Monkey bread

Monkey bread is a rich bread, not unlike brioche, with a sugar coating that acts as a natural preservative. Although monkey bread contains eggs, this doesn't make the bread more perishable than a cake. The interior of monkey bread stays moist longer than regular bread, thanks to its fat content. It is, however, prone to surface drying if it isn't stored properly.

Never store monkey bread in the refrigerator. During cold storage, between 33 and 40 degrees Fahrenheit, starch reverts to its crystalline stage, prompting hardening and staleness. It doesn't matter if the bread is stored in an airtight package; the hardening is from temperature, not oxygen contact.

Room-temperature storage is your best bet for maintaining freshness if you intend to eat the monkey bread within a couple of days. Store monkey bread in a plastic bag and out of direct sunlight. The bag minimizes moisture loss and keeps the bread soft and supple for about two days.

Freezer storage gives monkey bread the most longevity and freshness retention of any method -- it stops staleness. But it isn't something you want to do if you intend to thaw it and refreeze it; you should only freeze monkey bread one time, as repeated thawing and freezing encourages the formation of ice crystals and therefore sogginess.
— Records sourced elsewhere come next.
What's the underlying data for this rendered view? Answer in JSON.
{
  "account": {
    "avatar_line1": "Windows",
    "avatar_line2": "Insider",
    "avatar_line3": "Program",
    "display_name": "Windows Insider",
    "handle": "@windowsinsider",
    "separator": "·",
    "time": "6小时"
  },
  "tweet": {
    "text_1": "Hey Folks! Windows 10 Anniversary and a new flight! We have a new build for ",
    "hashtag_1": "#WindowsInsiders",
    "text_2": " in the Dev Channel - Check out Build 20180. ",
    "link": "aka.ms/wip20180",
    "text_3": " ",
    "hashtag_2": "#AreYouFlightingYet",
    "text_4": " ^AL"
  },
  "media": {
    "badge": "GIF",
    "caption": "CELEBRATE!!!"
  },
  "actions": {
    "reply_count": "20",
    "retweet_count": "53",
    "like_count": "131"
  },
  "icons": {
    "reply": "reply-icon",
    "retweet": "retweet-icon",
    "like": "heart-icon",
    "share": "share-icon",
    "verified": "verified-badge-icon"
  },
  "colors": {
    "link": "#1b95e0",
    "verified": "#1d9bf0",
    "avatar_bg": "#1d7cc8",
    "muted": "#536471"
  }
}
To store monkey bread in the freezer, cut it into pieces you can easily wrap tightly in plastic wrap. For example, if you have half a monkey bread, slice it in half. Wrap each piece tightly in plastic wrap and store it in the freezer for up to one month. Never store monkey bread dough in the freezer -- freezing renders the yeast inactive.


Reheating bread to 140 F reverses staling. At 140 F, the starch gelates and its crystallization reverts. This works best for "day-old" bread. If the bread is dried, reheating won't save it.